Since Barack Obama won that primary, my friend had to eventually bridge that gap and find a way to support him. Her tears had already accomplished that for me if Clinton had won the race. I was able to see the dynamics through her eyes.

I think about that experience now as the race between Clinton and Sanders is becoming calcified. The fingers are pointed at the opposing side with very little effort to understand their perspective. Perhaps time dulls the memory, but it seems to me that the acrimony is deeper today than it was in 2008.

Will the threat of a Trump or Cruz be enough to overcome that acrimony and work together? Given the realities of this race, that is a question that Sanders’ supporters will soon have to face. The candidates themselves will need to do their part. Clinton will need to reach out to those who have opposed her. But the bigger task will rest on Sanders’ shoulders. How he handles that moment will signal to everyone whether he does, in fact, believe that having a Democrat in the White House is important.

Yesterday Sanders addressed how he might handle the situation in an interview on CNN. On the one hand, he said that Clinton will have to court his supporters – that it’s not up to him because he doesn’t control them.
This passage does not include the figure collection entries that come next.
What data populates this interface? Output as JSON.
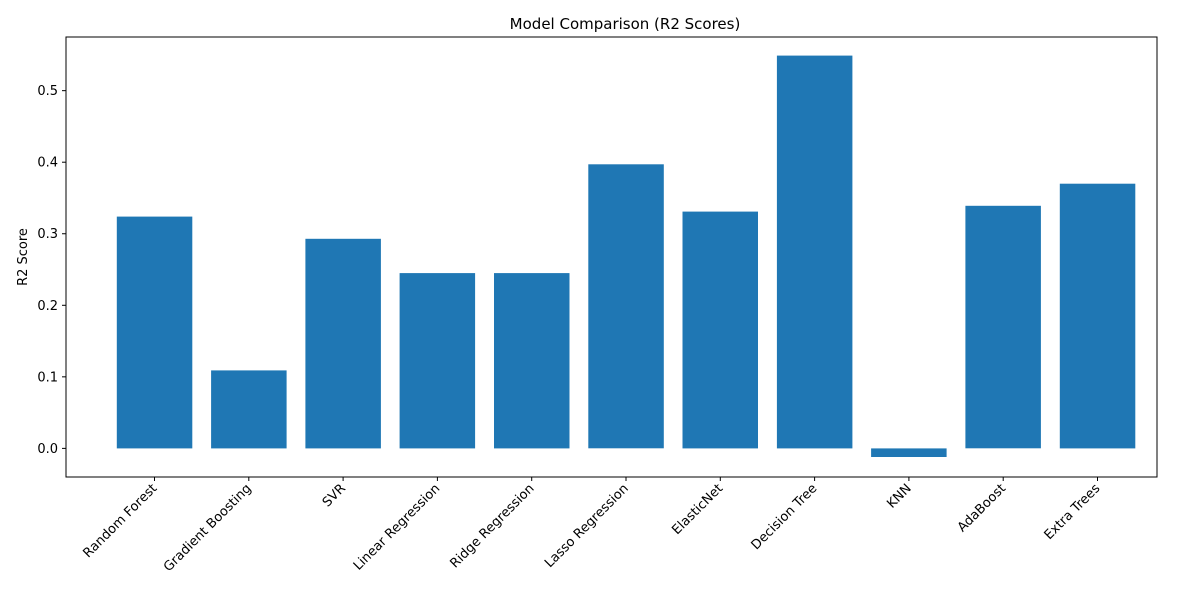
{
  "chart_data": {
    "type": "bar",
    "title": "Model Comparison (R2 Scores)",
    "xlabel": "",
    "ylabel": "R2 Score",
    "categories": [
      "Random Forest",
      "Gradient Boosting",
      "SVR",
      "Linear Regression",
      "Ridge Regression",
      "Lasso Regression",
      "ElasticNet",
      "Decision Tree",
      "KNN",
      "AdaBoost",
      "Extra Trees"
    ],
    "values": [
      0.324,
      0.109,
      0.293,
      0.245,
      0.245,
      0.397,
      0.331,
      0.549,
      -0.012,
      0.339,
      0.37
    ],
    "ylim": [
      -0.04,
      0.575
    ],
    "yticks": [
      "0.0",
      "0.1",
      "0.2",
      "0.3",
      "0.4",
      "0.5"
    ],
    "grid": false,
    "bar_color": "#1f77b4"
  }
}
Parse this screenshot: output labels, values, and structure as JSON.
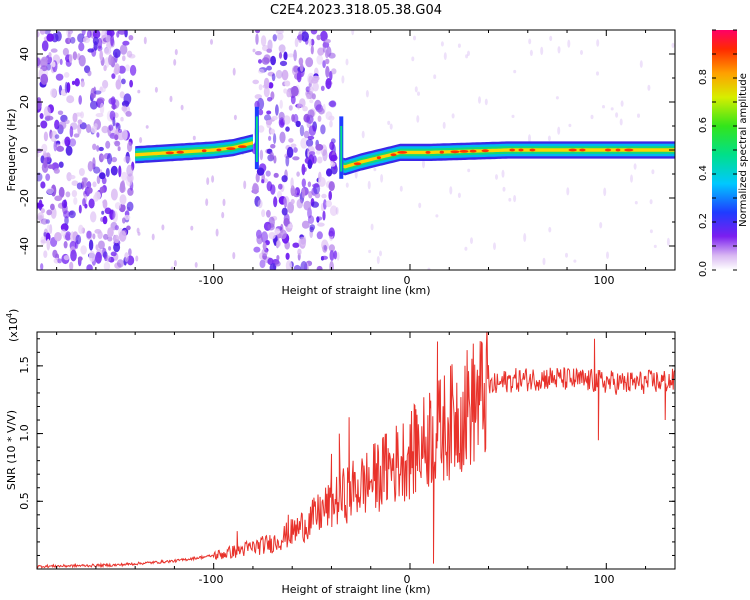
{
  "title": "C2E4.2023.318.05.38.G04",
  "colors": {
    "line": "#e8322b",
    "axis": "#000000"
  },
  "chart_data": [
    {
      "type": "heatmap",
      "title": "C2E4.2023.318.05.38.G04",
      "xlabel": "Height of straight line (km)",
      "ylabel": "Frequency (Hz)",
      "xlim": [
        -190,
        135
      ],
      "ylim": [
        -50,
        50
      ],
      "x_ticks": [
        "-100",
        "0",
        "100"
      ],
      "y_ticks": [
        "-40",
        "-20",
        "0",
        "20",
        "40"
      ],
      "colorbar": {
        "label": "Normalized spectral amplitude",
        "range": [
          0,
          1
        ],
        "ticks": [
          "0.0",
          "0.2",
          "0.4",
          "0.6",
          "0.8"
        ],
        "colormap": "rainbow"
      },
      "noise_regions": [
        [
          -190,
          -141
        ],
        [
          -79,
          -38
        ]
      ],
      "signal_track": [
        {
          "x": -140,
          "y": -2
        },
        {
          "x": -120,
          "y": -1
        },
        {
          "x": -100,
          "y": 0
        },
        {
          "x": -90,
          "y": 1
        },
        {
          "x": -80,
          "y": 3
        },
        {
          "x": -33,
          "y": -7
        },
        {
          "x": -25,
          "y": -5
        },
        {
          "x": -15,
          "y": -3
        },
        {
          "x": -5,
          "y": -1
        },
        {
          "x": 10,
          "y": -1
        },
        {
          "x": 50,
          "y": 0
        },
        {
          "x": 100,
          "y": 0
        },
        {
          "x": 135,
          "y": 0
        }
      ]
    },
    {
      "type": "line",
      "xlabel": "Height of straight line (km)",
      "ylabel": "SNR (10 * V/V)",
      "y_multiplier": "(x10",
      "y_multiplier_exp": "4",
      "xlim": [
        -190,
        135
      ],
      "ylim": [
        0,
        1.75
      ],
      "x_ticks": [
        "-100",
        "0",
        "100"
      ],
      "y_ticks": [
        "0.5",
        "1.0",
        "1.5"
      ],
      "series": [
        {
          "trend": [
            {
              "x": -190,
              "y": 0.02
            },
            {
              "x": -150,
              "y": 0.03
            },
            {
              "x": -120,
              "y": 0.06
            },
            {
              "x": -100,
              "y": 0.1
            },
            {
              "x": -85,
              "y": 0.15
            },
            {
              "x": -70,
              "y": 0.2
            },
            {
              "x": -60,
              "y": 0.28
            },
            {
              "x": -50,
              "y": 0.38
            },
            {
              "x": -40,
              "y": 0.5
            },
            {
              "x": -30,
              "y": 0.6
            },
            {
              "x": -20,
              "y": 0.68
            },
            {
              "x": -10,
              "y": 0.78
            },
            {
              "x": 0,
              "y": 0.88
            },
            {
              "x": 10,
              "y": 1.0
            },
            {
              "x": 20,
              "y": 1.12
            },
            {
              "x": 30,
              "y": 1.25
            },
            {
              "x": 40,
              "y": 1.35
            },
            {
              "x": 50,
              "y": 1.4
            },
            {
              "x": 70,
              "y": 1.42
            },
            {
              "x": 90,
              "y": 1.4
            },
            {
              "x": 110,
              "y": 1.38
            },
            {
              "x": 135,
              "y": 1.4
            }
          ],
          "spikes": [
            {
              "x": -88,
              "y": 0.28
            },
            {
              "x": -62,
              "y": 0.4
            },
            {
              "x": -40,
              "y": 0.85
            },
            {
              "x": -36,
              "y": 1.0
            },
            {
              "x": -31,
              "y": 1.12
            },
            {
              "x": -12,
              "y": 1.0
            },
            {
              "x": 3,
              "y": 1.18
            },
            {
              "x": 10,
              "y": 1.3
            },
            {
              "x": 14,
              "y": 1.68
            },
            {
              "x": 12,
              "y": 0.04
            },
            {
              "x": 94,
              "y": 1.7
            },
            {
              "x": 96,
              "y": 0.95
            },
            {
              "x": 130,
              "y": 1.1
            }
          ]
        }
      ]
    }
  ]
}
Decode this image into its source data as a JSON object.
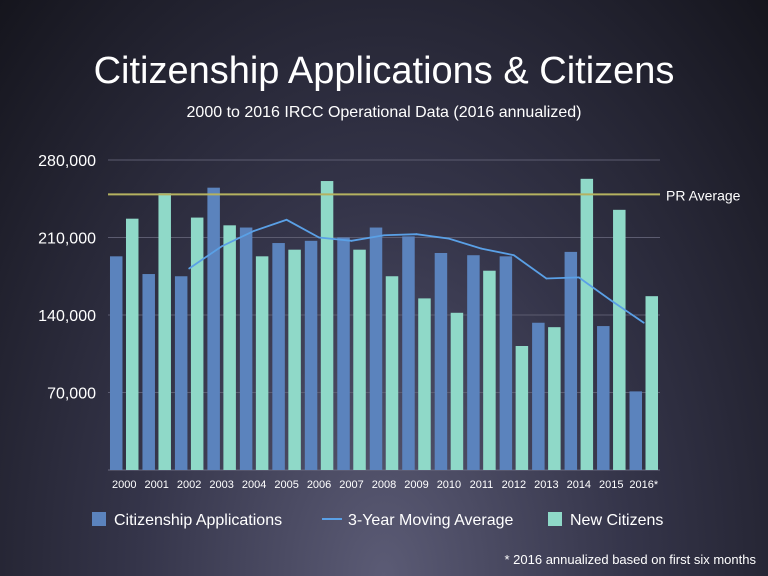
{
  "title": "Citizenship Applications & Citizens",
  "subtitle": "2000 to 2016 IRCC Operational Data (2016 annualized)",
  "footnote": "* 2016 annualized based on first six months",
  "chart_data": {
    "type": "bar",
    "categories": [
      "2000",
      "2001",
      "2002",
      "2003",
      "2004",
      "2005",
      "2006",
      "2007",
      "2008",
      "2009",
      "2010",
      "2011",
      "2012",
      "2013",
      "2014",
      "2015",
      "2016*"
    ],
    "ylim": [
      0,
      280000
    ],
    "yticks": [
      70000,
      140000,
      210000,
      280000
    ],
    "ytick_labels": [
      "70,000",
      "140,000",
      "210,000",
      "280,000"
    ],
    "grid": true,
    "legend_position": "bottom",
    "series": [
      {
        "name": "Citizenship Applications",
        "kind": "bar",
        "color": "#5b83bd",
        "values": [
          193000,
          177000,
          175000,
          255000,
          219000,
          205000,
          207000,
          210000,
          219000,
          211000,
          196000,
          194000,
          193000,
          133000,
          197000,
          130000,
          71000
        ]
      },
      {
        "name": "New Citizens",
        "kind": "bar",
        "color": "#8fd9c8",
        "values": [
          227000,
          250000,
          228000,
          221000,
          193000,
          199000,
          261000,
          199000,
          175000,
          155000,
          142000,
          180000,
          112000,
          129000,
          263000,
          235000,
          157000
        ]
      },
      {
        "name": "3-Year Moving Average",
        "kind": "line",
        "color": "#5aa0e6",
        "values": [
          null,
          null,
          182000,
          202000,
          216000,
          226000,
          210000,
          207000,
          212000,
          213000,
          209000,
          200000,
          194000,
          173000,
          174000,
          153000,
          133000
        ]
      }
    ],
    "reference_line": {
      "label": "PR Average",
      "value": 249000,
      "color": "#b5b260"
    }
  }
}
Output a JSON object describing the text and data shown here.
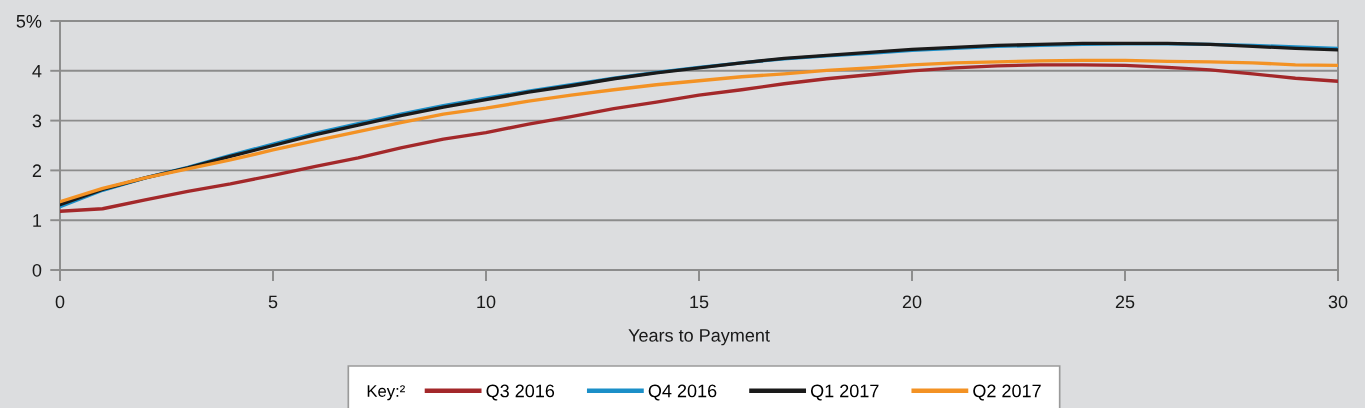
{
  "chart_data": {
    "type": "line",
    "xlabel": "Years to Payment",
    "legend_title": "Key:²",
    "x": [
      0,
      1,
      2,
      3,
      4,
      5,
      6,
      7,
      8,
      9,
      10,
      11,
      12,
      13,
      14,
      15,
      16,
      17,
      18,
      19,
      20,
      21,
      22,
      23,
      24,
      25,
      26,
      27,
      28,
      29,
      30
    ],
    "series": [
      {
        "name": "Q3 2016",
        "color": "#a3282a",
        "values": [
          1.18,
          1.23,
          1.41,
          1.58,
          1.73,
          1.9,
          2.08,
          2.25,
          2.45,
          2.63,
          2.76,
          2.93,
          3.08,
          3.24,
          3.37,
          3.51,
          3.62,
          3.74,
          3.84,
          3.92,
          4.0,
          4.06,
          4.1,
          4.12,
          4.12,
          4.11,
          4.07,
          4.02,
          3.94,
          3.85,
          3.79
        ]
      },
      {
        "name": "Q4 2016",
        "color": "#1b8fc8",
        "values": [
          1.27,
          1.6,
          1.85,
          2.06,
          2.3,
          2.53,
          2.75,
          2.94,
          3.13,
          3.3,
          3.45,
          3.59,
          3.72,
          3.85,
          3.97,
          4.07,
          4.16,
          4.24,
          4.3,
          4.35,
          4.41,
          4.45,
          4.49,
          4.51,
          4.53,
          4.54,
          4.54,
          4.53,
          4.51,
          4.48,
          4.45
        ]
      },
      {
        "name": "Q1 2017",
        "color": "#1a1a1a",
        "values": [
          1.31,
          1.62,
          1.85,
          2.05,
          2.28,
          2.5,
          2.72,
          2.91,
          3.1,
          3.27,
          3.42,
          3.57,
          3.7,
          3.84,
          3.96,
          4.06,
          4.16,
          4.25,
          4.31,
          4.37,
          4.43,
          4.47,
          4.51,
          4.53,
          4.55,
          4.55,
          4.55,
          4.53,
          4.49,
          4.45,
          4.42
        ]
      },
      {
        "name": "Q2 2017",
        "color": "#f39224",
        "values": [
          1.37,
          1.64,
          1.85,
          2.03,
          2.21,
          2.41,
          2.6,
          2.78,
          2.96,
          3.13,
          3.25,
          3.39,
          3.51,
          3.62,
          3.72,
          3.8,
          3.88,
          3.94,
          4.01,
          4.06,
          4.12,
          4.16,
          4.18,
          4.2,
          4.21,
          4.21,
          4.19,
          4.18,
          4.16,
          4.12,
          4.11
        ]
      }
    ],
    "xlim": [
      0,
      30
    ],
    "xticks": [
      0,
      5,
      10,
      15,
      20,
      25,
      30
    ],
    "ylim": [
      0,
      5
    ],
    "yticks": [
      0,
      1,
      2,
      3,
      4,
      {
        "value": 5,
        "label": "5%"
      }
    ],
    "grid": "y",
    "legend": "bottom",
    "marker": "none",
    "line_style": "solid"
  }
}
But then he undermined whatever she might say to win them over by suggesting that her words are merely rhetoric and that she can’t be trusted to follow through because of the money she accepts for her campaign.

Perhaps that is just Sanders’ attempt to shore up his leverage in potential negotiations with Clinton over demands he will make to get his support in the general election. But relying on the “you can’t trust her” angle could be permanently corrosive. He’ll need to do better than that.